Jakarta – Sorotbrita.com, Ikan sidat asal Indonesia terbukti memiliki kandungan Omega-3 tertinggi di dunia, bahkan melampaui ikan salmon. Fakta ini terungkap melalui penelitian Badan Riset dan Inovasi Nasional (BRIN).
Selama ini, masyarakat lebih mengenal salmon dan ikan gabus sebagai sumber utama Omega-3. Namun, hasil riset terbaru menunjukkan fakta yang berbeda.
Penelitian BRIN Patahkan Anggapan Lama
Peneliti Ahli Utama Pusat Riset Limnologi dan Sumber Daya Air BRIN, Gadis Sri Haryani, menyampaikan bahwa ikan sidat memiliki nilai gizi lebih tinggi dibandingkan salmon maupun gabus.

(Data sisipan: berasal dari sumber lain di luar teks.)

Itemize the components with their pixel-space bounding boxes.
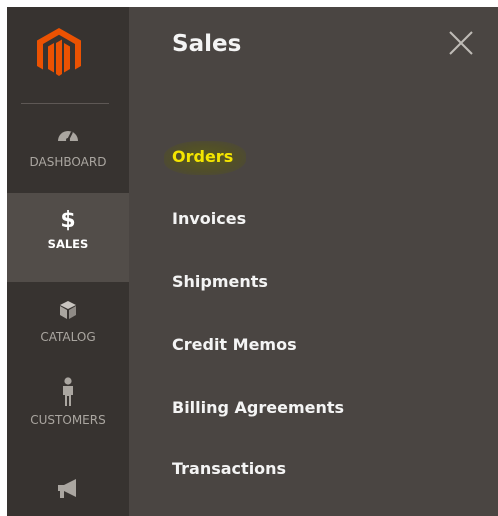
sidebar-item-label: CUSTOMERS [30,413,106,427]
panel-title: Sales [172,31,242,57]
sidebar-item-catalog[interactable]: CATALOG [7,300,129,364]
sidebar-item-dashboard[interactable]: DASHBOARD [7,125,129,189]
person-icon [7,377,129,411]
menu-link-orders[interactable]: Orders [172,147,233,166]
box-icon [7,300,129,324]
close-button[interactable] [447,29,475,57]
magento-logo-icon[interactable] [35,27,83,79]
admin-sidebar: DASHBOARD $ SALES CATALOG CUSTOMERS [7,7,129,516]
menu-link-credit-memos[interactable]: Credit Memos [172,335,297,354]
admin-menu: DASHBOARD $ SALES CATALOG CUSTOMERS Sale… [7,7,498,516]
sidebar-item-marketing[interactable] [7,477,129,516]
dollar-icon: $ [60,208,76,233]
close-icon [449,31,473,55]
sidebar-item-label: DASHBOARD [29,155,107,169]
menu-link-invoices[interactable]: Invoices [172,209,246,228]
speedometer-icon [7,125,129,147]
sidebar-item-sales[interactable]: $ SALES [7,193,129,282]
menu-link-billing-agreements[interactable]: Billing Agreements [172,398,344,417]
sidebar-item-label: SALES [47,237,89,251]
menu-link-shipments[interactable]: Shipments [172,272,268,291]
sidebar-item-customers[interactable]: CUSTOMERS [7,377,129,447]
megaphone-icon [7,477,129,503]
sidebar-divider [21,103,109,104]
sidebar-item-label: CATALOG [40,330,96,344]
menu-link-transactions[interactable]: Transactions [172,459,286,478]
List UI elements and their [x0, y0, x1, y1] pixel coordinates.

Menurutnya, hasil penelitian membuktikan bahwa sidat menempati posisi teratas dalam kandungan nutrisi.
Sidat Kaya Omega-3, Vitamin, dan Mineral
Berdasarkan hasil riset, ikan sidat mengandung Omega-3 jenis DHA dan EPA dalam kadar sangat tinggi. Selain itu, sidat juga kaya akan vitamin A, vitamin B kompleks, protein, zat besi, fosfor, dan kalori.
Kandungan tersebut menjadikan sidat sebagai salah satu sumber pangan bernilai gizi tinggi.
Manfaat DHA dan EPA bagi Kesehatan
DHA berperan penting dalam perkembangan dan fungsi otak manusia. Sementara itu, EPA membantu mengurangi peradangan dan menjaga kesehatan jantung.
Kombinasi dua jenis Omega-3 ini membuat sidat berpotensi mendukung kesehatan otak dan jantung secara optimal.
Sidat Termasuk Ikan dengan Biologi Kritis
Di sisi lain, Gadis menjelaskan bahwa sidat memiliki siklus hidup katadromus, yaitu bermigrasi lintas ekosistem.
Sidat memijah di laut, lalu bermigrasi menuju estuari dan sungai. Pada fase awal, larva sidat berbentuk leptocephalus dan kemudian berubah menjadi glass eel.
Populasi Sidat Hadapi Berbagai Ancaman
Karena melewati tiga ekosistem—laut, estuari, dan air tawar—sidat sangat rentan terhadap gangguan lingkungan. Tekanan penangkapan glass eel yang tinggi juga memperbesar risiko penurunan populasi.
Selain itu, perubahan lingkungan muara dan terganggunya jalur migrasi turut memengaruhi keberlanjutan sidat.
Pasokan Tidak Stabil dan Harga Berfluktuasi
Tingginya permintaan pasar menyebabkan penangkapan glass eel meningkat. Kondisi ini memicu ketidakstabilan pasokan bagi industri dan membuat harga berfluktuasi di tingkat lapangan.